Processional

A vision. . .

I can feel your frustration and your desperation. I’m trying, so hard I’m trying, but the connection just isn’t clicking. I’m so overwhelmed with the purge, all the negativity that is coming up. I so desperately want to get back to where we were before. I want to feel that sense of oneness. But all we’re getting is fleeting glimpses.

It’s all my fault.

I’ve ruined everything.

This is the end and you’re going to get fed up and pissed and walk away.

You pull me into your arms and hold me. I’m grateful for whatever you give me, terrified that each word, each touch is the last I’ll ever have from you.

You tilt my chin up to look into my eyes. You’re grinning, that mischievous look in your eyes.

“I know what we’ll do,” you say, and gesture to your right.

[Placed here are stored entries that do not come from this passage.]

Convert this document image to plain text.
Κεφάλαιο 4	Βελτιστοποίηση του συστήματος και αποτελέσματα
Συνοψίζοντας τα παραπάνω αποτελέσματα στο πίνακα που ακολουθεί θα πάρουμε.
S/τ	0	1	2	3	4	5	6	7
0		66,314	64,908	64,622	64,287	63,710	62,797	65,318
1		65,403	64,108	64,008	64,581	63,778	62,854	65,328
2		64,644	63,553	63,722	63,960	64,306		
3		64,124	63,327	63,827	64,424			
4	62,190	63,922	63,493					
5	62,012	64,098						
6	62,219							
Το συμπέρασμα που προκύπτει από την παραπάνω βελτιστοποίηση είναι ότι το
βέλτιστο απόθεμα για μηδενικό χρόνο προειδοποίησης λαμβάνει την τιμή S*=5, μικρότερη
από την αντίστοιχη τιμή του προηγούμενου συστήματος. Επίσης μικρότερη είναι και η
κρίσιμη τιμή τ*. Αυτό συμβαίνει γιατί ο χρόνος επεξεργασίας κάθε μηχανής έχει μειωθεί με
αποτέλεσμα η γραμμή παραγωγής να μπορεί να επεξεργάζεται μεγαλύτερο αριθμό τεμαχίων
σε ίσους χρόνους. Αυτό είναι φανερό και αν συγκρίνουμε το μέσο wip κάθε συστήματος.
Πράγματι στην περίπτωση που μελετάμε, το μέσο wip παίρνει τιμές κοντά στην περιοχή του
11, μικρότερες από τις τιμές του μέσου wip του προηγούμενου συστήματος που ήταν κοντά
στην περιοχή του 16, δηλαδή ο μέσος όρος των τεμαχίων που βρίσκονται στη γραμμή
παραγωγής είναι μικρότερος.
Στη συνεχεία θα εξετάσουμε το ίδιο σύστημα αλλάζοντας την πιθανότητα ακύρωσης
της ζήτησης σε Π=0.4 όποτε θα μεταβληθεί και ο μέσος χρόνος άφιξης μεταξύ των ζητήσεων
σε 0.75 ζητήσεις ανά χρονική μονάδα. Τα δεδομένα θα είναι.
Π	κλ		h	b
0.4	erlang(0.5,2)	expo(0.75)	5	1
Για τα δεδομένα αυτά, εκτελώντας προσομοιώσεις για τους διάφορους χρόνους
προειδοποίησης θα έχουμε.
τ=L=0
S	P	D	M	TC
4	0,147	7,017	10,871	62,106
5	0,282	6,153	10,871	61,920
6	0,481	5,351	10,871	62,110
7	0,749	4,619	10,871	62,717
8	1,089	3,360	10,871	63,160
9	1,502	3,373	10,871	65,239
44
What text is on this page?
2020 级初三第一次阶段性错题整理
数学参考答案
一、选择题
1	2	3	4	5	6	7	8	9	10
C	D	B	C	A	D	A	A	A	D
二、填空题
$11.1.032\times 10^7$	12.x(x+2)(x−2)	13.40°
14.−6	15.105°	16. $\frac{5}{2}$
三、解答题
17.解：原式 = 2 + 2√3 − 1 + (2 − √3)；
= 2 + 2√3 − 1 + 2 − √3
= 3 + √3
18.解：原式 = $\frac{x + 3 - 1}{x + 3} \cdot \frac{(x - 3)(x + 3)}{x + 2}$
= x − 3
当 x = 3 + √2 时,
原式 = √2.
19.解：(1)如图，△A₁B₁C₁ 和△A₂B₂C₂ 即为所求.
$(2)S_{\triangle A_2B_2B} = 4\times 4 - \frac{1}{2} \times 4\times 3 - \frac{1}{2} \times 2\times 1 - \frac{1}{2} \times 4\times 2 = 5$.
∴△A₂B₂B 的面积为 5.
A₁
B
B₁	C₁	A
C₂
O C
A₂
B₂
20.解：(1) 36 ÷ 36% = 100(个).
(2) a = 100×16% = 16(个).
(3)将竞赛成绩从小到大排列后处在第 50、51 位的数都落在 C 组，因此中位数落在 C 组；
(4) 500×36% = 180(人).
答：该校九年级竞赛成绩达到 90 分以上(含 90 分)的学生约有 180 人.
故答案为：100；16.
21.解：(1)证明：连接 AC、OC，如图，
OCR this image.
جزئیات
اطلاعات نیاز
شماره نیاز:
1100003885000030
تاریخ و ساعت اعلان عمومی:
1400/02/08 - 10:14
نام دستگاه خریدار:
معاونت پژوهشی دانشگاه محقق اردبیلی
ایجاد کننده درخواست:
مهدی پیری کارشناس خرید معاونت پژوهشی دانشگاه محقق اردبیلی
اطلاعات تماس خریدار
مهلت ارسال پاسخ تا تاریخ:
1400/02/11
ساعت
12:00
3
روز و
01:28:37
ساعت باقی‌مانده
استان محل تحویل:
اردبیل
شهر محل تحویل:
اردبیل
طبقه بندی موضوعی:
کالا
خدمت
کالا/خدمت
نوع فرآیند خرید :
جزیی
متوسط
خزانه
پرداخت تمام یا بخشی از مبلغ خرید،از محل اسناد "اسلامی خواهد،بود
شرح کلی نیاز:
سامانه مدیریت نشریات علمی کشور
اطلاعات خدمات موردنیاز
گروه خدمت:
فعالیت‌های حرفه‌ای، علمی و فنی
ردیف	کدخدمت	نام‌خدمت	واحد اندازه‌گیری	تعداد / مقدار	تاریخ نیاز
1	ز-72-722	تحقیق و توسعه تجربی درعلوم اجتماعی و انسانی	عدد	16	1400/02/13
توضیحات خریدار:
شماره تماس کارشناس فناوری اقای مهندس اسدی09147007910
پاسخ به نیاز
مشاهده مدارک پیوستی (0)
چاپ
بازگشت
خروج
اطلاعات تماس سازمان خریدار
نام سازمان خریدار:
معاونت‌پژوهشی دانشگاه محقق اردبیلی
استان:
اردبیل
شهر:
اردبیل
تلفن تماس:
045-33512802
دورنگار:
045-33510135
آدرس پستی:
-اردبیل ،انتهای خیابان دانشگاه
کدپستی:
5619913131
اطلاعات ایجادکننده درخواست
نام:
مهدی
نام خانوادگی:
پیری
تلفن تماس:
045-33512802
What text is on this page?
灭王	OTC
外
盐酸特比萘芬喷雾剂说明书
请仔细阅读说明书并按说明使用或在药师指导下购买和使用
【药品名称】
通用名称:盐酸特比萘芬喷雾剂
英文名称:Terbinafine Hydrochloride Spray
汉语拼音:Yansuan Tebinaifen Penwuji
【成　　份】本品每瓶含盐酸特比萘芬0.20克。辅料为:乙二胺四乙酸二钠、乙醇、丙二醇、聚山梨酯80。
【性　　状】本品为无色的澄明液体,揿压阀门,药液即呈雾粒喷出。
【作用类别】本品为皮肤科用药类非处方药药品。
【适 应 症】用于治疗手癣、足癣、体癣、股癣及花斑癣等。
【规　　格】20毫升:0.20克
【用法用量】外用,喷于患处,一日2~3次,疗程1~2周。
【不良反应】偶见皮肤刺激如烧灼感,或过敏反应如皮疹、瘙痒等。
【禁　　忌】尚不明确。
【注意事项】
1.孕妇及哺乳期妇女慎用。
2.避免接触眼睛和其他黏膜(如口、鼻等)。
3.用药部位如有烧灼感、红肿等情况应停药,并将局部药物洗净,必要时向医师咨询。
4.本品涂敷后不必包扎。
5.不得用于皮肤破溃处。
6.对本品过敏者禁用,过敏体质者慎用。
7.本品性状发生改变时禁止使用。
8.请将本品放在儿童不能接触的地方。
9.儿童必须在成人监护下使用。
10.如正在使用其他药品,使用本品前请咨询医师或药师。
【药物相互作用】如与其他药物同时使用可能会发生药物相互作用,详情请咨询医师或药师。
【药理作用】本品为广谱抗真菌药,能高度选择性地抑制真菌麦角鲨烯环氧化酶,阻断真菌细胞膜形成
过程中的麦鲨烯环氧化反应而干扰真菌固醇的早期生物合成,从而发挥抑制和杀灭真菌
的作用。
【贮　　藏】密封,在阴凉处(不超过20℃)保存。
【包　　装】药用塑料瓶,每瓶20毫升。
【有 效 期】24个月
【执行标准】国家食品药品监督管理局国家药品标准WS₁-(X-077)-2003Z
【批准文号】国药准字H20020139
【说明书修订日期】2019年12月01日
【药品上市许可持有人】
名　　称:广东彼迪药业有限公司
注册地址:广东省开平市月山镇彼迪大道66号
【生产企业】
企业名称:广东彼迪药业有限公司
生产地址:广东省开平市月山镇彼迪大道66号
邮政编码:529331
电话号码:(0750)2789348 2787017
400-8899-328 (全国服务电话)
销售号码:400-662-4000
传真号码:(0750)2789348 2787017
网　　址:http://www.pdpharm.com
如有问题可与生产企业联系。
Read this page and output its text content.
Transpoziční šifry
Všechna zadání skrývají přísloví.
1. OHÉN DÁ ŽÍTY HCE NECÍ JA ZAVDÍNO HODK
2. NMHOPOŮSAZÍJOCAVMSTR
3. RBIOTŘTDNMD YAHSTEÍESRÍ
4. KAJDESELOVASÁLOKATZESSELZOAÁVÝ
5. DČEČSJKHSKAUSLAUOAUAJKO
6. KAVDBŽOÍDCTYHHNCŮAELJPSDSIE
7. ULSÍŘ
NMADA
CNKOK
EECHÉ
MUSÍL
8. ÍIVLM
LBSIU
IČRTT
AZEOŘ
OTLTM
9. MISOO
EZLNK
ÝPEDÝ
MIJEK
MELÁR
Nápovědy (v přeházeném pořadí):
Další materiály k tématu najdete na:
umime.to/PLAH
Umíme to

Suddenly, a grand staircase appears.

“It’s been a long time,” you say. “Let’s do this, yes? Let’s open a door.”

I’m hesitant. What’s behind the doors sometimes is not a happy thing. You turn me toward the stair, your arm around my waist, mine around yours. We stop right at the bottom step.

“Ready?” you ask. There is a sense of glee in your voice, and you chuckle. I can’t help but chuckle too. We hop on the first step together and then both laugh outright.

“One,” we say, in unison.

Hop.

“Two.”

Hop.

“Three.”

Hop.

“Four.”

“You know where this is going, don’t you?” you ask, pausing to look down at me.

I look down at me. I am in the gown from the church dream, gleaming white and pristine. It’s beautiful. And then I look at you and you are in tails. Tails?!

Cinderella and her prince, I think. Entering the ball, triumphant.

I can’t hop in this dress. We go back to walking, your arm steadying me as I navigate the steps with the skirt and train. It’s easier than I think. I feel regal. Every step I take, I feel a power and a confidence come over me.

“Five.”

“Six.”

“Seven.”

Then I see the door, huge double doors. There’s no one there, but I see them crack, slowly start to open as we make our way.

“Eight.”

“Nine.”

“Ten.”

And then we’re there. Arms still around each other’s waist, we cross the threshold.

But it’s no ballroom we enter. It’s the church from the dream in July. Instead of being empty, it’s filled with people in formal attire, all of whom stand at once the minute we cross that threshold. As we make our way down the aisle, they incline their heads and bow to us.

This is unexpected, and overwhelming. My heart flutters, but your arm is still around me, steadying me. I look down the long aisle to the altar. There is no one there because there is no need. No external authority is necessary. We are priest and priestess, and we are making the way to where we belong, at the altar, as representatives of the god and goddess, the overwhelming love that they have for each other made incarnate, manifest in the world, man and woman. We are two, yet one. We have always been one, and always will be: partners in life, and love, and magic. Our union is sacred and eternal.

And then I wake up.

I know the ending. I know the destination. And I know now that together we are on the right path. It’s a long and mysterious path, filled with trials and riddles and frights, but we stand with each other and support each other along the way. We haven’t completed the journey yet, but I know we will, soon. And my heart sings with joy in anticipation of that day.

You have given me the gift of hope. My angel.